Even before parish government was left reeling by the failure of a sales tax initiative Saturday, he said the garden was just one example of what his office has “taken on” to help the bottom line.
“We are doing all we can to effectively utilize inmate labor, whether it be picking up litter from our roadsides, handing out food to needy families, repairing our own vehicles or growing vegetables for the jail,” Seal said. “It is good honest work that benefits the citizens of Washington Parish and helps to keep our inmates involved in meaningful activities.”
Lt. Jim Miller came up with the idea to save the parish some money while offering inmates the opportunity to work in the fresh air. He noticed grass growing in patches behind the jail and figured, with proper attention, vegetables could do the same.
“Jim is a country boy (Mt. Hermon), so his thoughts in spring naturally turn to a garden,” said Chief Deputy Mike Haley. “He saw some patches of grass with garden potential, so he made the suggestion.”
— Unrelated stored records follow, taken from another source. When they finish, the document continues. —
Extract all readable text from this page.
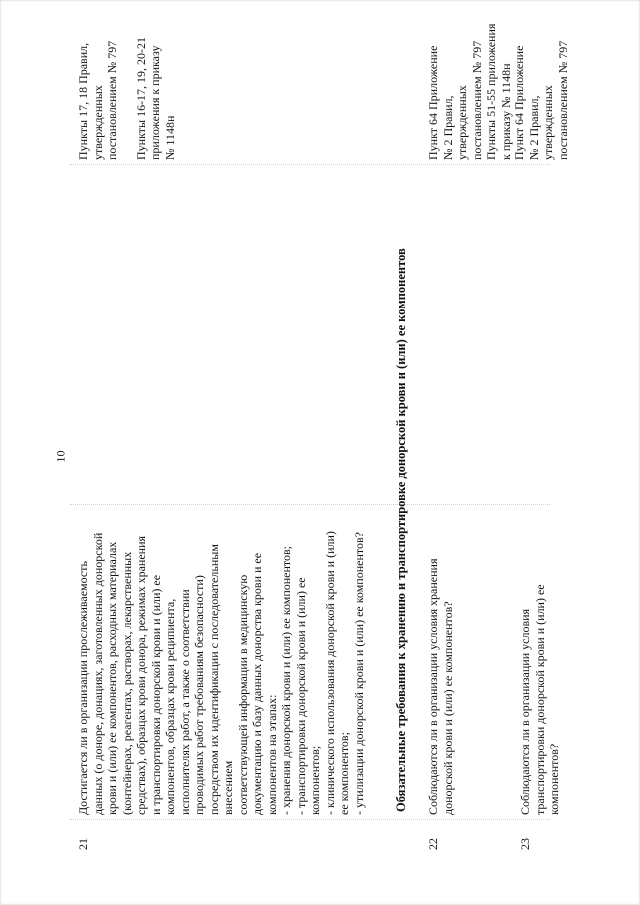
10
21
Достигается ли в организации прослеживаемость данных (о доноре, донациях, заготовленных донорской крови и (или) ее компонентов, расходных материалах (контейнерах, реагентах, растворах, лекарственных средствах), образцах крови донора, режимах хранения и транспортировки донорской крови и (или) ее компонентов, образцах крови реципиента, исполнителях работ, а также о соответствии проводимых работ требованиям безопасности) посредством их идентификации с последовательным внесением соответствующей информации в медицинскую документацию и базу данных донорства крови и ее компонентов на этапах: - хранения донорской крови и (или) ее компонентов; - транспортировки донорской крови и (или) ее компонентов; - клинического использования донорской крови и (или) ее компонентов; - утилизации донорской крови и (или) ее компонентов?
Пункты 17, 18 Правил, утвержденных постановлением № 797 Пункты 16-17, 19, 20-21 приложения к приказу № 1148н
Обязательные требования к хранению и транспортировке донорской крови и (или) ее компонентов
22
Соблюдаются ли в организации условия хранения донорской крови и (или) ее компонентов?
Пункт 64 Приложение № 2 Правил, утвержденных постановлением № 797 Пункты 51-55 приложения к приказу № 1148н
23
Соблюдаются ли в организации условия транспортировки донорской крови и (или) ее компонентов?
Пункт 64 Приложение № 2 Правил, утвержденных постановлением № 797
After soil preparation enabled by Dickie and Lee Dillon and Ace Hardware in Franklinton, inmates took up hoes and rakes and took over the care of the growing space. The fruits, or vegetables, of their labors will be used in the jail kitchen to help reduce the cost of feeding those who are incarcerated in the facility.
That is expected to lower the parish grocery bill, but since this is the first Washington Parish Jail garden, nobody is quite sure how much savings there will be or what percentage of the inmate diet will be covered by the homegrown crops.
“Since this is the first time we have done this, we are not sure of the level of production; thus, not sure what proportion of the inmate diet will be fresh vegetables,” Haley said. “However, all of the vegetables grown at the jail will be consumed by the inmate population. No vegetables will go to home freezers.
“We hope the addition of fresh vegetables to the menu will provide some cost savings for parish government, which is responsible for the cost of feeding inmates. And this is being done at no cost to the taxpayers of Washington Parish.”
The inmates are excited about the opportunity to work the soil, he said.
“We have plenty of volunteers, female and male, who enjoy working in a garden and consider it a great privilege to do so and to be able to get outside in the fresh air more often,” Haley said. “Sheriff Seal is pleased to be able to offer a healthier diet to the inmates while at the same time giving motivated inmates an opportunity for more exercise doing meaningful garden work.”
Now outside the barred windows, small tomato and pepper plants absorb the sun while the beginnings of corn, okra, cucumber and potato plants rest in the fertile soil in preparation of poking through the surface and reaching for the sky.
Inside, inmates and jail staff supervisors are rooting them on with the pride of personal involvement.
There are reportedly already discussions under way for a fall garden.